Cap is gone and someone new is responsible for this really bad pro team situation. Cap would have never allowed it to get this bad. Love him or hate him Cap did a great job
Running races are now a contest between shoes. They used to be contests between people.
I think you could have said that 5 years ago when the vaporfly was the only game in town but these days everyone has a relatively comparable super shoe. (Except poor Des and CJ)
Yeah this is actually the reality. It was the same when the brand was dominating every major 'thon 4-5 years ago, and it was the same when adidas was dominating every major 'thon 6-10 years ago.
I think in general there is far more luck to this than we understand. Sometimes brands are just right place right time with a group of athletes and it's actually hard to have product that is a detriment to those groups because honestly all brands products are fundamentally the same (lightweight, high cushion, high rebound, stiff shoes).

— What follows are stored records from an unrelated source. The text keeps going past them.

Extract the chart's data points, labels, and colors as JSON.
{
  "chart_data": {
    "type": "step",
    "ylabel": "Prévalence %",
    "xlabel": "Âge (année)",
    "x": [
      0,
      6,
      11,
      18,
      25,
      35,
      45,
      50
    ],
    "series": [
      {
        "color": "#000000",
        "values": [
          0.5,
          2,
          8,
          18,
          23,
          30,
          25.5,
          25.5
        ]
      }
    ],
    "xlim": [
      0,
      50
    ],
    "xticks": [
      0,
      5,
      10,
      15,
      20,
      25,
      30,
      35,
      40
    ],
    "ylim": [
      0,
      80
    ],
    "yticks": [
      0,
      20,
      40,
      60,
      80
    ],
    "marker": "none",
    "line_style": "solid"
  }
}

The best "RPRT" came with Nike and Kipchoge who was really the reason the whole breaking 2 program was a success. And look at his credentials - he's on the all-time Mt Rushmore of distance running talent.
Right now Adi has lucked into the best talent - especially on the women's side, the same way Nike were lucky and then unlucky with the tragic Kiptum circumstances. All cyclical and all very random, trust me.

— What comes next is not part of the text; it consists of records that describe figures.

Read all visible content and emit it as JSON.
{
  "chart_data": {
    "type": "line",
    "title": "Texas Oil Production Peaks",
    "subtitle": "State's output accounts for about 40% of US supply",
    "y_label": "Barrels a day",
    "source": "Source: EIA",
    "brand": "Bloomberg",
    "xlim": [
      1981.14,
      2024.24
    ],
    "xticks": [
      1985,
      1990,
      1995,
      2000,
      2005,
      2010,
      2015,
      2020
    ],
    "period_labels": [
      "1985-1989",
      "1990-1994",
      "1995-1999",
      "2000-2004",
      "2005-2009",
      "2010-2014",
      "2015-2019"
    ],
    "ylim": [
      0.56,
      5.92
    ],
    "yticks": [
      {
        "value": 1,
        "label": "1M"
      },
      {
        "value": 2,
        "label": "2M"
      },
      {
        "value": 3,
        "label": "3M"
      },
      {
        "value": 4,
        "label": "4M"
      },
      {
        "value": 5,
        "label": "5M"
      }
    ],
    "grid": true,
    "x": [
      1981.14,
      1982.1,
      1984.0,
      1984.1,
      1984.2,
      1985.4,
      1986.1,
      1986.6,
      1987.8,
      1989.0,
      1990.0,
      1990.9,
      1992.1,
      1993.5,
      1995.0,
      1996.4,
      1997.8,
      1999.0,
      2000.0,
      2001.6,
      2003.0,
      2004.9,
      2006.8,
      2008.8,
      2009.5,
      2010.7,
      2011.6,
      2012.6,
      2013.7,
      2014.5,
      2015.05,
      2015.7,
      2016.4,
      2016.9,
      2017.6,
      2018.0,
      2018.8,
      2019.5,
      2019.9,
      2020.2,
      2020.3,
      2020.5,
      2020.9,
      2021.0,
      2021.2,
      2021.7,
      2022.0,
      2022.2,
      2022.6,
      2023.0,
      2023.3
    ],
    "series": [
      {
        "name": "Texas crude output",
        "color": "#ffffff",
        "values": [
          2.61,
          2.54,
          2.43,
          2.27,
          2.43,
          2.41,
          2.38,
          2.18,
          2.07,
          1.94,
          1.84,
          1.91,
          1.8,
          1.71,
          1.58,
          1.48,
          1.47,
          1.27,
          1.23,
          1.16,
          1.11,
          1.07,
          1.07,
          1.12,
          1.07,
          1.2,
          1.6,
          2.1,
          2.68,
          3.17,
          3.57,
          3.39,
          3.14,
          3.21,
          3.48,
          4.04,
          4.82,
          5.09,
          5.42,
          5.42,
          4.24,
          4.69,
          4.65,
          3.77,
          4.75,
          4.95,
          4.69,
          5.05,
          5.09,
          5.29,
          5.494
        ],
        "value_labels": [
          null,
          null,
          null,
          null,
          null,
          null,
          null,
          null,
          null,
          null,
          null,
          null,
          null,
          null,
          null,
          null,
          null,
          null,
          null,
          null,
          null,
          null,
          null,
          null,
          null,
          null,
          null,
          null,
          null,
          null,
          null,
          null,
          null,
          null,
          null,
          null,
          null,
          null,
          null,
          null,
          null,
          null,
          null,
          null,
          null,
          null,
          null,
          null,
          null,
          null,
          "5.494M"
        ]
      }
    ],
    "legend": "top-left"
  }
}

These running shoe companies copy each others technology so all the shoes are on a level playing field now, there is no longer an advantage wearing a particular brand of shoe.

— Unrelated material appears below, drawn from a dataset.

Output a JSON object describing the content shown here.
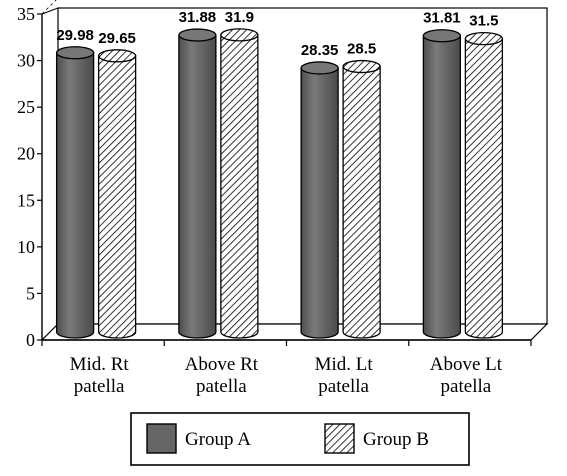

Running races are now a contest between shoes. They used to be contests between people.
I think you could have said that 5 years ago when the vaporfly was the only game in town but these days everyone has a relatively comparable super shoe. (Except poor Des and CJ)
It's exactly this.
How much difference do we really believe is between each brands top shoes?
The foams in these shoes are all fundamentally the same - it's some kind of nitrogen-infused super critical foam whether its a PEBAX base material, PEBA, or some other type of TPEE. Every brand has some "exclusive" supplier but it's all the same stuff.
The process is also the same - autoclave sheets of the base material and then compression mold it. The only difference right now is adidas with the EVO pro shoe who don't do the last step but just mill the midsoles as the compression process increases weight and reduces some resiliency, but all their other "pro" shoes are manufactured the same.
Then you have something to make what would ordinarily be a very soft and overly flexible midsole stiff. Almost everyone uses a nylon plate with some carbon fiber powder in it (so they can call it a "carbon plate" and make shoe nerds and LRC message-board posters peenies stiff) - adidas has rods because they were afraid of being sued by Nike if they copied the plate.
The uppers are all the same - just different branding on them with no performance benefit at all.
And yes just as you said, when Nike was the only brand with this makeup of shoe they dominated. Now everyone follows this recipe they don't. Simple premise.
> Kenny B ditched Nike to run in Anta's and finished 2nd
> The female winner Jepchirchir ran in Adidas
> Three of the top 4 women ran in Pro Evo 1's, all of the Alphafly 3 racers fell off the lead pack just after halfway
Honestly an embarassing showing after runfluencers have claimed the AF3 is the greatest shoe of all time for the last year or so.
Nike’s two rounds of Alphafly 3s both sold out in minutes and now can only be purchased on secondary markets. Nike’s challenges relate to satisfying existing demand for these shoes; it has no problem selling them.
I think the fact that so many people know what shoes these people are wearing to win their races, and actually care is another reason why the sport of distance running is now completely irrelevant.